Par Benjamin LOUVET

Focus sur le marché des matières premières

Benjamin Louvet, Gérant des Matières Premières chez OFI AM, intervient sur BFM Business et fait un focus sur le marché des matières premières
BFM Business - Intégrale Bourse 29/08/2018

Benjamin Louvet, Gérant matières premières chez OFI AM, a décrypté le marché des matières premières.

Le pétrole avait corrigé dans le sillage de la décision de l’OPEP et des pays alignés, au premier rang desquels la Russie, de ré augmenter leur production afin de compenser en partie la baisse d’un certain nombre d’acteurs, le Venezuela en tête, qui étaient descendus très en deçà du quota qui leur avait été attribué. Depuis cette prise de décision, la situation au Venezuela à continuer à se dégrader et un certain nombre de pays, voyant poindre au loin les sanctions pétrolières sur l’Iran qui rentreront en ligne de compte le 4 novembre, se préparent et diminuent sensiblement leurs importations de pétrole iranien. Ainsi, au cours des derniers mois, les exportations pétrolières iraniennes ont baissé de pratiquement 700 000 barils par jour ce qui inquiète les marchés qui espéraient voir des pays comme l’Inde ou la Chine faire fi des impératifs américains.
Aujourd’hui, même si elle n’a pas entamé les discussions sur ce sujet avec les États-Unis, l’Europe a commencé à réduire ses importations mais également l’Inde dont la diminution est très forte.
On peut également constater que, face au risque de se retrouver sous sanction avec les États-Unis, de moins en moins de sociétés de transport pétrolier acceptent la location de leurs bateaux pour le transport de pétrole iranien. La situation provoque de l’inquiétude sur le fait que la baisse de la production iranienne qui atteindrait le marché pourrait être plus forte qu’attendue et explique ainsi la remontée du pétrole avec un baril de brent aux alentours de 76 dollars aujourd’hui.
En parallèle, aux États-Unis, le bassin permien est actuellement dans une situation difficile due à des problèmes logistiques. Le manque de pipelines pour le transport de ce pétrole entraîne une grosse décote sur le prix du pétrole de schiste du bassin permien et l’on s’interroge à nouveau sur la rentabilité d’un certain nombre d’acteurs dans ce secteur, question d’autant plus importante que l’on comptait sur la mise en service de pipeline d’ici la fin de l’année prochaine.

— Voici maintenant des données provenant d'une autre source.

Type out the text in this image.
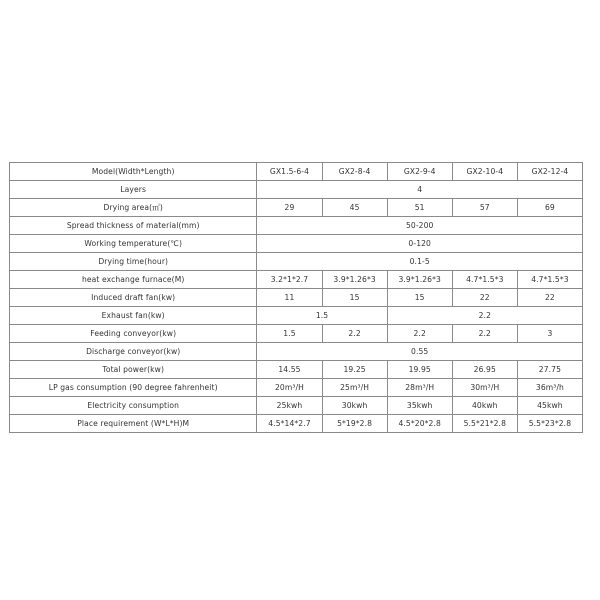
Model(Width*Length)	GX1.5-6-4	GX2-8-4	GX2-9-4	GX2-10-4	GX2-12-4
Layers	4				
Drying area(㎡)	29	45	51	57	69
Spread thickness of material(mm)	50-200				
Working temperature(℃)	0-120				
Drying time(hour)	0.1-5				
heat exchange furnace(M)	3.2*1*2.7	3.9*1.26*3	3.9*1.26*3	4.7*1.5*3	4.7*1.5*3
Induced draft fan(kw)	11	15	15	22	22
Exhaust fan(kw)	1.5		2.2		
Feeding conveyor(kw)	1.5	2.2	2.2	2.2	3
Discharge conveyor(kw)	0.55				
Total power(kw)	14.55	19.25	19.95	26.95	27.75
LP gas consumption (90 degree fahrenheit)	20m³/H	25m³/H	28m³/H	30m³/H	36m³/h
Electricity consumption	25kwh	30kwh	35kwh	40kwh	45kwh
Place requirement (W*L*H)M	4.5*14*2.7	5*19*2.8	4.5*20*2.8	5.5*21*2.8	5.5*23*2.8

Les mesures prises par Donald Trump, notamment les taxations spécifiques sur les tubes de pipelines en provenance de Turquie, de Chine et d’autres, vont générer un surcoût à la mise en service de ces pipelines et éventuellement retarder l’arrivée de ces canaux de distribution. Par conséquence, les prix du pétrole vont continuer à monter tout en laissant celui du bassin permien sous l’éteignoir et empêcher son développement ce qui va poser un problème d’accord entre l’offre et la demande.

Un prix du pétrole autour de 100 dollars le baril ?

100 dollars le baril est le scénario d’OFI Asset Management depuis longtemps avec, pour franchir ce cap, l’objectif de l’année 2020.
Tous les facteurs évoqués précédemment sont conjoncturels mais il en existe des structurels comme le manque d’investissement depuis 3 ans avec la baisse des prix du pétrole. Le maintien de la production de pétrole nécessite un investissement de l’ordre de 630 milliards de dollars par an mais depuis 3 ans, seuls 400/450 milliards sont investis avec un objectif de mise en production à 5 ans.
Normalement, à compter de 2020, si la croissance se maintient, un manque de remplacement de ces capacités perdues par la déplétion naturelle va se faire sentir et il sera de plus en plus compliqué d’équilibrer l’offre et la demande. Le seul moyen consistera à réduire la demande et pour cela, le prix devra nécessairement augmenter donc l’année 2020 ou fin 2019 devrait voir le prix de 100 dollars le baril.